Rachel Hodge is a single mother of two daughters, works full time at a hospital, and is studying for a bachelor’s in social work to her career advancement.
With no family near her, Hodge cares for her two daughters, ages 5 and 11 — alone — while paying the bills, cooking the meals, and doing the laundry.
“You have to push yourself … if you want to be able to get where you want to be,” Hodge said.
However, when her daughter’s schools in Newark, New Jersey, announced the near-inevitable — that learning for fall would be online to counter the coronavirus pandemic — something had to give.
Gianna, 11, would have the maturity and ability to focus on online classes, but that was going to be impossible for Vanessa, 5, a kindergartener. Her daycare would not have the support and quiet that a young kid would need.
Hodge said in a CNN report that she was direct with the teachers at Vanessa’s KIPP charter school that there would be days when she would not be in class.
Hodge did what she could to try to catch Vanessa up at night, but the 5-year-old could only attend the critical first year of school on her days off.
“I really didn’t know how I was going to do this,” Hodge said. “I was upset with myself that I had to sacrifice her education so I could be able to work.”
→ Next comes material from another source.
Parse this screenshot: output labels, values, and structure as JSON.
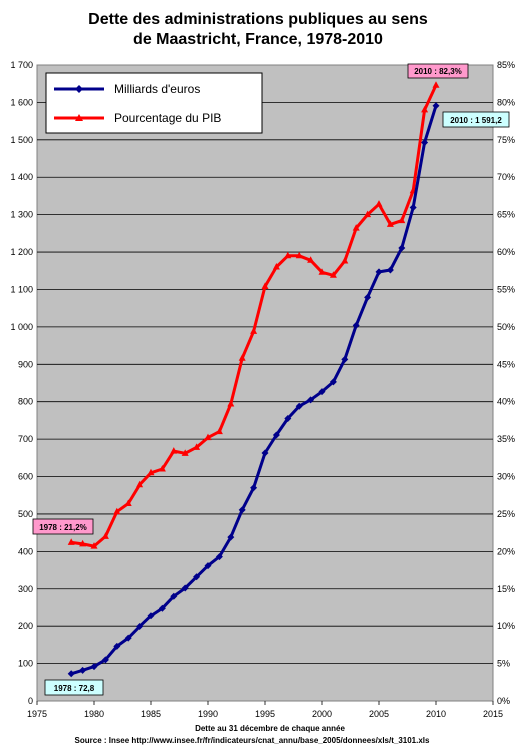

It’s not the in-person classroom learning that teachers, children, and parents yearn for, but Hodge said she sees the students forming relationships as well as learning their numbers and ABCs all critical parts of kindergarten.
Night classes for both Hodge and her daughter means more scheduling and prioritizing but she is happy that her younger daughter understands you’re supposed to go to school every day.
“It’s been really hard doing this on my own and working in the hospital, trying to make ends meet and being able to go to school to further my education,” Hodge said. “I’m very fortunate that she’s able to have a school that puts parents at top-notch of priorities.”